No sooner had the United Nations Security Council left the Democratic Republic of Congo, where it had spent several days trying to consolidate a fragile peace, Rwanda told the U.N. late on Tuesday it was ready to launch attacks on Rwandan rebels in Congo.
A U.N. spokeswoman said Wednesday that a senior Rwandan official telephoned the head of the U.N. mission, William Swing, threatening an attack on the Rwandan Hutu rebels that have roamed in eastern Congo for the last decade. Meanwhile, Rwanda said Wednesday that the Hutu rebels, known as the FDLR, were already advancing toward the Rwandan border with the intention of attacking, and Kigali warned it would do whatever it took to protect its borders.
Many of the extremist Hutus that took part in Rwanda's genocide in 1994, killing 800,000 Tutsis and moderate Hutus, fled to eastern Congo after they were defeated. Over the last decade they have launched sporadic attacks on Rwanda. For its part, the government in Kigali has invaded Congo twice during the last eight years, ostensibly to defeat the Hutu rebels.
Critics have accused the government of trying to maintain political and economic influence in eastern Congo. Some of the Rwandan combatants have returned home through a U.N.-run disarmament and repatriation program, but some 10,000 are thought to still remain in Congo. Their political leaders have demanded dialogue with the government in Rwanda. But Kigali has refused and, in turn, accused the U.N. of failing to deal with the rebels.
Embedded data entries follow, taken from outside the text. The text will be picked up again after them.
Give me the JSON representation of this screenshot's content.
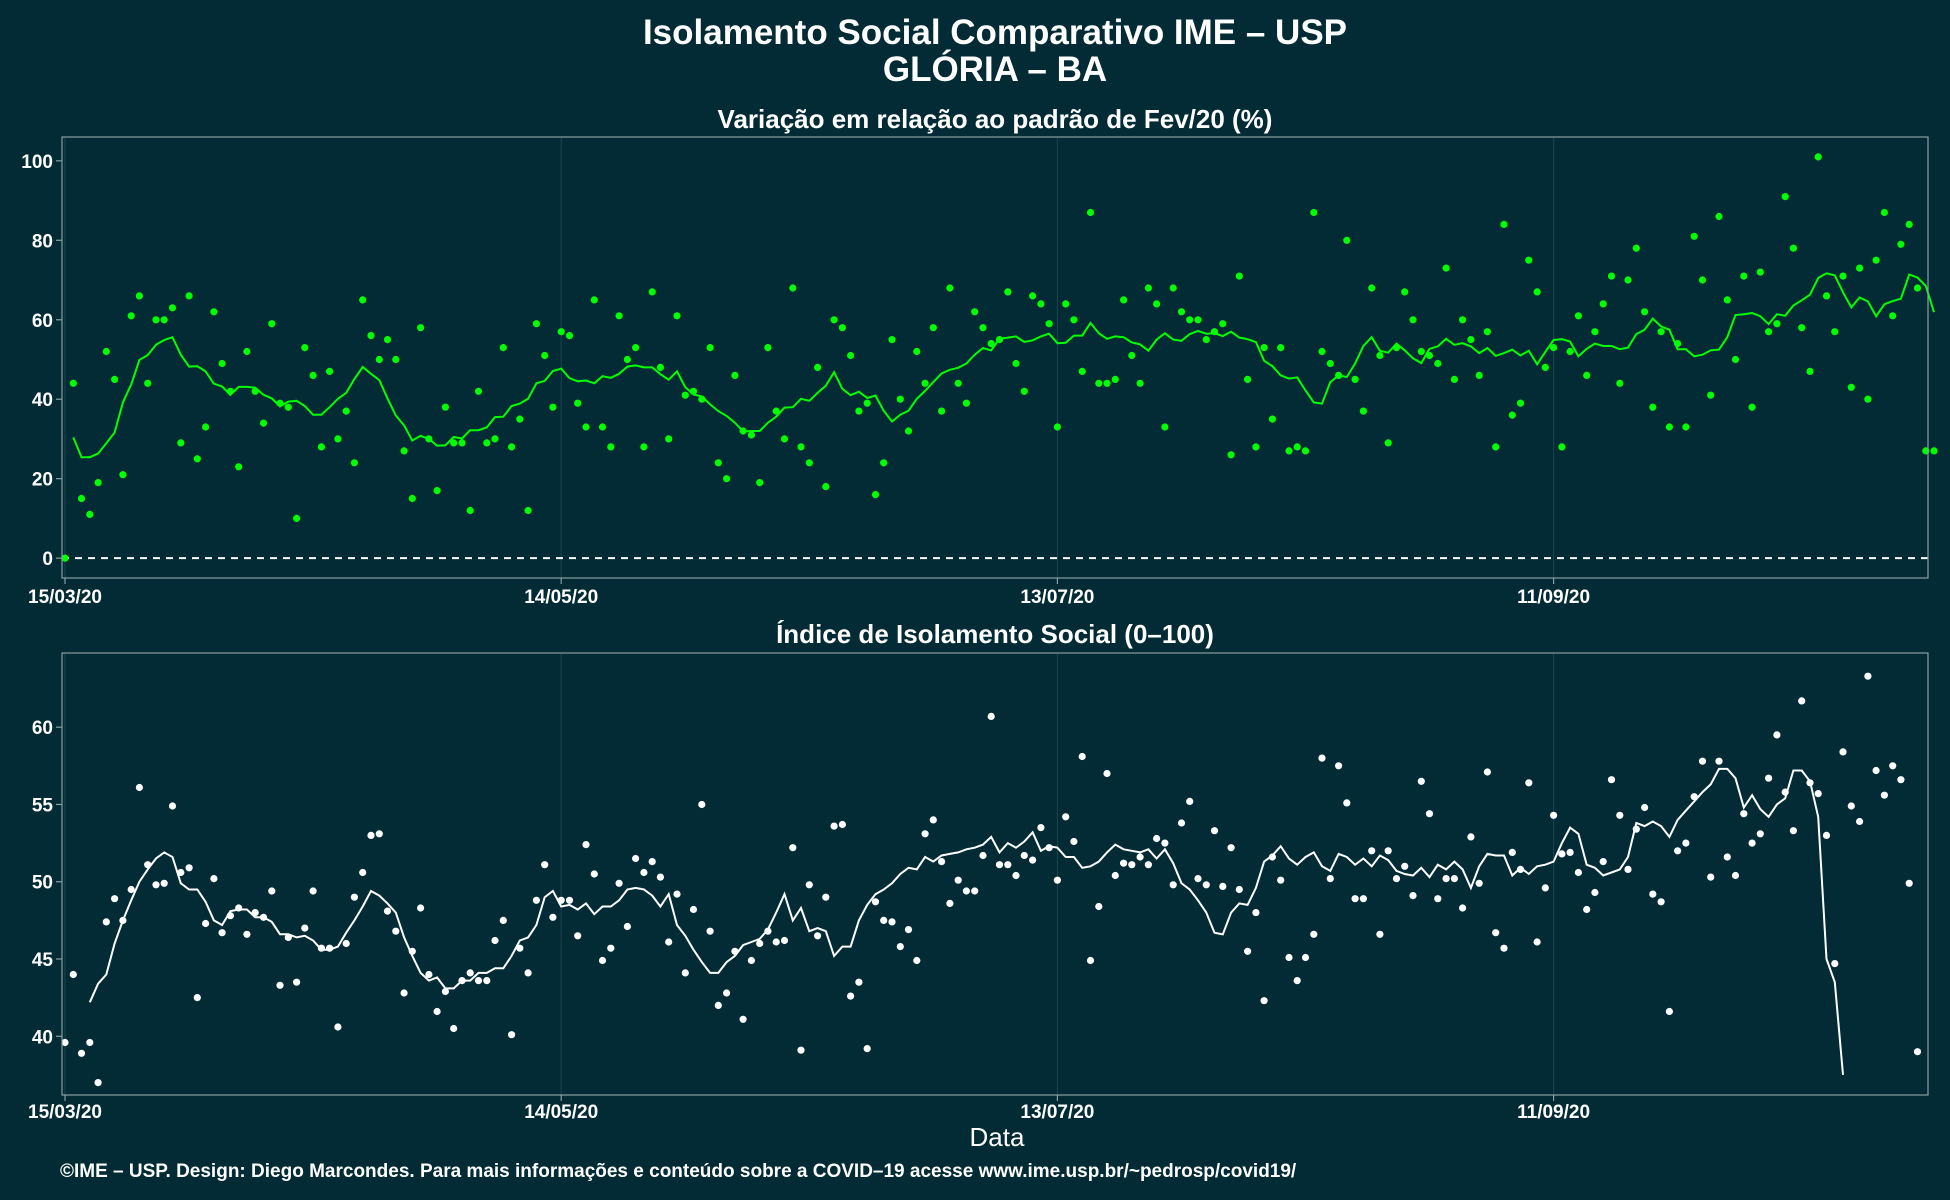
{
  "title_line1": "Isolamento Social Comparativo IME – USP",
  "title_line2": "GLÓRIA – BA",
  "xlabel": "Data",
  "footer": "©IME – USP. Design: Diego Marcondes. Para mais informações e conteúdo sobre a COVID–19 acesse www.ime.usp.br/~pedrosp/covid19/",
  "colors": {
    "background": "#022b35",
    "panel1_series": "#00ff00",
    "panel2_series": "#ffffff",
    "grid": "#1d4550",
    "frame": "#8a9ea3",
    "zero_line": "#ffffff"
  },
  "chart_data": [
    {
      "type": "scatter",
      "title": "Variação em relação ao padrão de Fev/20 (%)",
      "x_start_date": "15/03/20",
      "xtick_labels": [
        "15/03/20",
        "14/05/20",
        "13/07/20",
        "11/09/20"
      ],
      "ytick_labels": [
        "0",
        "20",
        "40",
        "60",
        "80",
        "100"
      ],
      "ylim": [
        -5,
        106
      ],
      "reference_line": 0,
      "grid": true,
      "series": [
        {
          "kind": "daily_points",
          "values": [
            0,
            44,
            15,
            11,
            19,
            52,
            45,
            21,
            61,
            66,
            44,
            60,
            60,
            63,
            29,
            66,
            25,
            33,
            62,
            49,
            42,
            23,
            52,
            42,
            34,
            59,
            39,
            38,
            10,
            53,
            46,
            28,
            47,
            30,
            37,
            24,
            65,
            56,
            50,
            55,
            50,
            27,
            15,
            58,
            30,
            17,
            38,
            29,
            29,
            12,
            42,
            29,
            30,
            53,
            28,
            35,
            12,
            59,
            51,
            38,
            57,
            56,
            39,
            33,
            65,
            33,
            28,
            61,
            50,
            53,
            28,
            67,
            48,
            30,
            61,
            41,
            42,
            40,
            53,
            24,
            20,
            46,
            32,
            31,
            19,
            53,
            37,
            30,
            68,
            28,
            24,
            48,
            18,
            60,
            58,
            51,
            37,
            39,
            16,
            24,
            55,
            40,
            32,
            52,
            44,
            58,
            37,
            68,
            44,
            39,
            62,
            58,
            54,
            55,
            67,
            49,
            42,
            66,
            64,
            59,
            33,
            64,
            60,
            47,
            87,
            44,
            44,
            45,
            65,
            51,
            44,
            68,
            64,
            33,
            68,
            62,
            60,
            60,
            55,
            57,
            59,
            26,
            71,
            45,
            28,
            53,
            35,
            53,
            27,
            28,
            27,
            87,
            52,
            49,
            46,
            80,
            45,
            37,
            68,
            51,
            29,
            53,
            67,
            60,
            52,
            51,
            49,
            73,
            45,
            60,
            55,
            46,
            57,
            28,
            84,
            36,
            39,
            75,
            67,
            48,
            53,
            28,
            52,
            61,
            46,
            57,
            64,
            71,
            44,
            70,
            78,
            62,
            38,
            57,
            33,
            54,
            33,
            81,
            70,
            41,
            86,
            65,
            50,
            71,
            38,
            72,
            57,
            59,
            91,
            78,
            58,
            47,
            101,
            66,
            57,
            71,
            43,
            73,
            40,
            75,
            87,
            61,
            79,
            84,
            68,
            27,
            27
          ]
        },
        {
          "kind": "moving_average",
          "start_index": 1,
          "values": [
            30.4,
            25.4,
            25.4,
            26.3,
            28.9,
            31.6,
            39.2,
            43.7,
            49.9,
            51.1,
            53.7,
            54.9,
            55.6,
            51.2,
            48.2,
            48.3,
            47.0,
            43.9,
            43.2,
            41.1,
            43.1,
            43.1,
            42.9,
            41.1,
            40.2,
            38.2,
            39.4,
            39.6,
            38.3,
            36.1,
            36.1,
            38.0,
            40.1,
            41.6,
            45.1,
            48.1,
            46.4,
            44.8,
            40.2,
            35.9,
            33.4,
            29.6,
            30.8,
            30.0,
            28.3,
            28.4,
            30.5,
            30.1,
            32.2,
            32.2,
            32.9,
            35.5,
            35.6,
            38.3,
            38.9,
            40.1,
            44.0,
            44.6,
            47.1,
            47.7,
            45.3,
            44.5,
            44.7,
            44.0,
            45.8,
            45.4,
            46.4,
            48.2,
            48.5,
            48.0,
            48.0,
            46.3,
            44.9,
            47.0,
            43.0,
            41.2,
            40.7,
            38.7,
            37.0,
            35.8,
            34.1,
            31.9,
            32.0,
            32.0,
            34.1,
            35.6,
            37.9,
            38.0,
            40.1,
            39.6,
            41.6,
            43.4,
            46.8,
            42.6,
            41.0,
            41.9,
            40.3,
            40.9,
            37.1,
            34.4,
            36.1,
            37.1,
            40.1,
            42.1,
            44.3,
            46.5,
            47.4,
            47.9,
            49.0,
            51.2,
            52.9,
            52.3,
            55.2,
            55.5,
            55.8,
            54.4,
            54.8,
            55.8,
            56.5,
            54.1,
            54.2,
            56.0,
            56.0,
            59.2,
            56.6,
            55.2,
            55.8,
            55.6,
            54.3,
            53.8,
            52.2,
            55.0,
            56.6,
            55.0,
            54.7,
            56.4,
            57.2,
            56.5,
            56.6,
            55.9,
            57.0,
            55.5,
            55.1,
            54.4,
            49.7,
            48.3,
            46.0,
            45.2,
            45.5,
            42.2,
            39.2,
            38.9,
            44.3,
            46.0,
            45.6,
            49.0,
            53.4,
            55.6,
            52.2,
            51.7,
            54.0,
            52.3,
            50.3,
            49.1,
            52.7,
            53.3,
            55.2,
            53.7,
            54.1,
            53.3,
            51.6,
            52.9,
            50.9,
            51.6,
            52.5,
            51.0,
            52.2,
            48.8,
            51.9,
            54.9,
            55.1,
            54.5,
            50.8,
            52.7,
            54.0,
            53.4,
            53.4,
            52.6,
            53.0,
            56.4,
            57.5,
            60.3,
            58.3,
            57.5,
            52.6,
            52.6,
            50.8,
            51.2,
            52.3,
            52.5,
            55.6,
            61.2,
            61.4,
            61.7,
            60.9,
            58.9,
            61.4,
            61.0,
            63.6,
            64.9,
            66.3,
            70.5,
            71.7,
            71.2,
            66.9,
            63.1,
            65.6,
            64.6,
            60.9,
            63.9,
            64.7,
            65.3,
            71.4,
            70.6,
            68.5,
            61.9
          ]
        }
      ]
    },
    {
      "type": "scatter",
      "title": "Índice de Isolamento Social (0–100)",
      "x_start_date": "15/03/20",
      "xtick_labels": [
        "15/03/20",
        "14/05/20",
        "13/07/20",
        "11/09/20"
      ],
      "ytick_labels": [
        "40",
        "45",
        "50",
        "55",
        "60"
      ],
      "ylim": [
        36.2,
        64.8
      ],
      "grid": true,
      "series": [
        {
          "kind": "daily_points",
          "values": [
            39.6,
            44.0,
            38.9,
            39.6,
            37.0,
            47.4,
            48.9,
            47.5,
            49.5,
            56.1,
            51.1,
            49.8,
            49.9,
            54.9,
            50.6,
            50.9,
            42.5,
            47.3,
            50.2,
            46.7,
            47.8,
            48.3,
            46.6,
            48.0,
            47.7,
            49.4,
            43.3,
            46.4,
            43.5,
            47.0,
            49.4,
            45.7,
            45.7,
            40.6,
            46.0,
            49.0,
            50.6,
            53.0,
            53.1,
            48.1,
            46.8,
            42.8,
            45.5,
            48.3,
            44.0,
            41.6,
            42.9,
            40.5,
            43.6,
            44.1,
            43.6,
            43.6,
            46.2,
            47.5,
            40.1,
            45.7,
            44.1,
            48.8,
            51.1,
            47.7,
            48.8,
            48.8,
            46.5,
            52.4,
            50.5,
            44.9,
            45.7,
            49.9,
            47.1,
            51.5,
            50.6,
            51.3,
            50.3,
            46.1,
            49.2,
            44.1,
            48.2,
            55.0,
            46.8,
            42.0,
            42.8,
            45.5,
            41.1,
            44.9,
            46.0,
            46.8,
            46.1,
            46.2,
            52.2,
            39.1,
            49.8,
            46.5,
            49.0,
            53.6,
            53.7,
            42.6,
            43.5,
            39.2,
            48.7,
            47.5,
            47.4,
            45.8,
            46.9,
            44.9,
            53.1,
            54.0,
            51.3,
            48.6,
            50.1,
            49.4,
            49.4,
            51.7,
            60.7,
            51.1,
            51.1,
            50.4,
            51.7,
            51.4,
            53.5,
            52.2,
            50.1,
            54.2,
            52.6,
            58.1,
            44.9,
            48.4,
            57.0,
            50.4,
            51.2,
            51.1,
            51.6,
            51.1,
            52.8,
            52.5,
            49.8,
            53.8,
            55.2,
            50.2,
            49.8,
            53.3,
            49.7,
            52.2,
            49.5,
            45.5,
            48.0,
            42.3,
            51.6,
            50.1,
            45.1,
            43.6,
            45.1,
            46.6,
            58.0,
            50.2,
            57.5,
            55.1,
            48.9,
            48.9,
            52.0,
            46.6,
            52.0,
            50.2,
            51.0,
            49.1,
            56.5,
            54.4,
            48.9,
            50.2,
            50.2,
            48.3,
            52.9,
            49.9,
            57.1,
            46.7,
            45.7,
            51.9,
            50.8,
            56.4,
            46.1,
            49.6,
            54.3,
            51.8,
            51.9,
            50.6,
            48.2,
            49.3,
            51.3,
            56.6,
            54.3,
            50.8,
            53.4,
            54.8,
            49.2,
            48.7,
            41.6,
            52.0,
            52.5,
            55.5,
            57.8,
            50.3,
            57.8,
            51.6,
            50.4,
            54.4,
            52.5,
            53.1,
            56.7,
            59.5,
            55.8,
            53.3,
            61.7,
            56.4,
            55.7,
            53.0,
            44.7,
            58.4,
            54.9,
            53.9,
            63.3,
            57.2,
            55.6,
            57.5,
            56.6,
            49.9,
            39.0
          ]
        },
        {
          "kind": "moving_average",
          "start_index": 3,
          "values": [
            42.2,
            43.4,
            44.0,
            46.0,
            47.5,
            48.8,
            50.0,
            50.8,
            51.5,
            51.9,
            51.6,
            49.9,
            49.5,
            49.5,
            48.7,
            47.5,
            47.2,
            48.1,
            48.2,
            48.2,
            47.7,
            47.7,
            47.4,
            46.6,
            46.6,
            46.4,
            46.5,
            46.2,
            45.6,
            45.6,
            45.8,
            46.7,
            47.5,
            48.4,
            49.4,
            49.1,
            48.6,
            48.0,
            46.4,
            45.2,
            44.1,
            43.6,
            43.8,
            43.1,
            43.1,
            43.6,
            43.6,
            44.1,
            44.1,
            44.4,
            44.4,
            45.2,
            46.2,
            46.4,
            47.2,
            49.0,
            49.4,
            48.4,
            48.5,
            48.2,
            48.6,
            47.9,
            48.4,
            48.4,
            48.8,
            49.5,
            49.6,
            49.5,
            49.1,
            48.4,
            49.2,
            47.2,
            46.5,
            45.6,
            44.8,
            44.1,
            44.1,
            44.8,
            45.2,
            45.9,
            46.1,
            46.3,
            46.9,
            48.0,
            49.2,
            47.5,
            48.3,
            46.8,
            47.0,
            46.8,
            45.2,
            45.8,
            45.8,
            47.5,
            48.5,
            49.2,
            49.5,
            49.9,
            50.5,
            50.9,
            50.8,
            51.6,
            51.3,
            51.7,
            51.8,
            51.9,
            52.1,
            52.2,
            52.4,
            52.9,
            51.9,
            52.5,
            52.2,
            52.6,
            53.2,
            52.0,
            52.3,
            52.2,
            51.6,
            51.6,
            50.9,
            51.0,
            51.3,
            51.9,
            52.4,
            52.1,
            52.0,
            51.9,
            52.1,
            51.5,
            52.1,
            51.2,
            49.9,
            49.5,
            48.8,
            48.0,
            46.7,
            46.6,
            48.0,
            48.6,
            48.5,
            49.6,
            51.3,
            51.7,
            52.3,
            51.5,
            51.1,
            51.6,
            51.9,
            51.0,
            50.7,
            51.8,
            51.6,
            51.1,
            51.5,
            51.0,
            51.7,
            51.4,
            50.7,
            50.5,
            50.4,
            50.9,
            50.3,
            51.1,
            50.8,
            51.3,
            50.8,
            49.6,
            51.0,
            51.8,
            51.7,
            51.7,
            50.4,
            50.9,
            50.5,
            51.0,
            51.1,
            51.3,
            52.5,
            53.5,
            53.1,
            51.1,
            50.9,
            50.4,
            50.6,
            50.8,
            51.6,
            53.8,
            53.6,
            53.9,
            53.6,
            52.9,
            54.0,
            54.6,
            55.2,
            55.8,
            56.3,
            57.3,
            57.3,
            56.7,
            54.8,
            55.6,
            54.7,
            54.2,
            55.0,
            55.4,
            57.2,
            57.2,
            56.5,
            54.2,
            45.0,
            43.5,
            37.5
          ]
        }
      ]
    }
  ]
}
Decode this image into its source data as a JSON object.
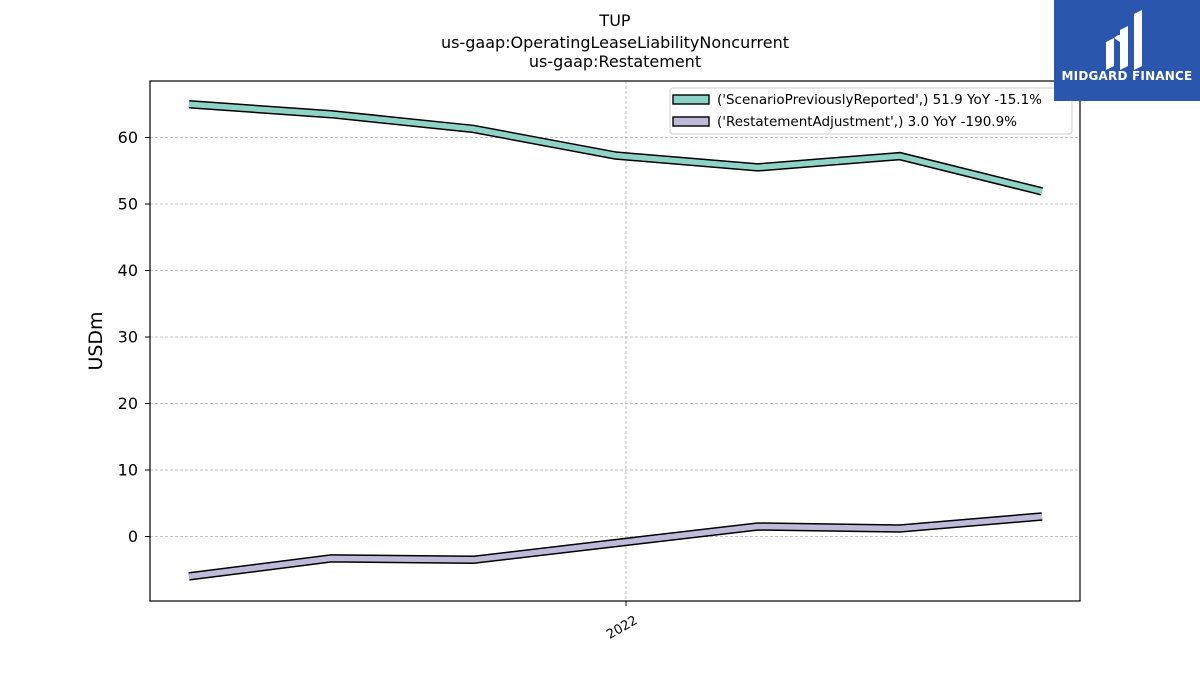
{
  "header": {
    "title": "TUP",
    "subtitle1": "us-gaap:OperatingLeaseLiabilityNoncurrent",
    "subtitle2": "us-gaap:Restatement"
  },
  "logo": {
    "text": "MIDGARD FINANCE",
    "bg_color": "#2b56ad"
  },
  "chart_data": {
    "type": "line",
    "title": "TUP",
    "ylabel": "USDm",
    "xlabel": "",
    "ylim": [
      -9.7,
      68.5
    ],
    "yticks": [
      0,
      10,
      20,
      30,
      40,
      50,
      60
    ],
    "x_tick_labels": [
      "2022"
    ],
    "grid": true,
    "legend_position": "top-right",
    "series": [
      {
        "name": "('ScenarioPreviouslyReported',) 51.9 YoY -15.1%",
        "color": "#8dd3c7",
        "values": [
          65.0,
          63.5,
          61.3,
          57.3,
          55.5,
          57.2,
          51.9
        ]
      },
      {
        "name": "('RestatementAdjustment',) 3.0 YoY -190.9%",
        "color": "#bebada",
        "values": [
          -6.0,
          -3.3,
          -3.5,
          -1.0,
          1.5,
          1.2,
          3.0
        ]
      }
    ]
  }
}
Patricia Tome, the U.N. spokeswoman in Congo, said that the U.N. would not accept the Rwandan threat and the international community would react firmly. Meanwhile, a spokeswoman for the mission in the east of the country said that there were no signs of the Rwandan rebels advancing toward the border.
A Congolese government spokesman labeled as unacceptable the Rwandan threats, which come less than a week after regional leaders signed up to work together toward peace and development. The spokesman said that Rwanda should not destroy the process that the presidents of the two countries had been working on. Analysts fear that the latest crisis could plunge Congo back into war, just as the vast African nation is trying to recover from a five year conflict that sucked in six neighboring countries and killed about three million people.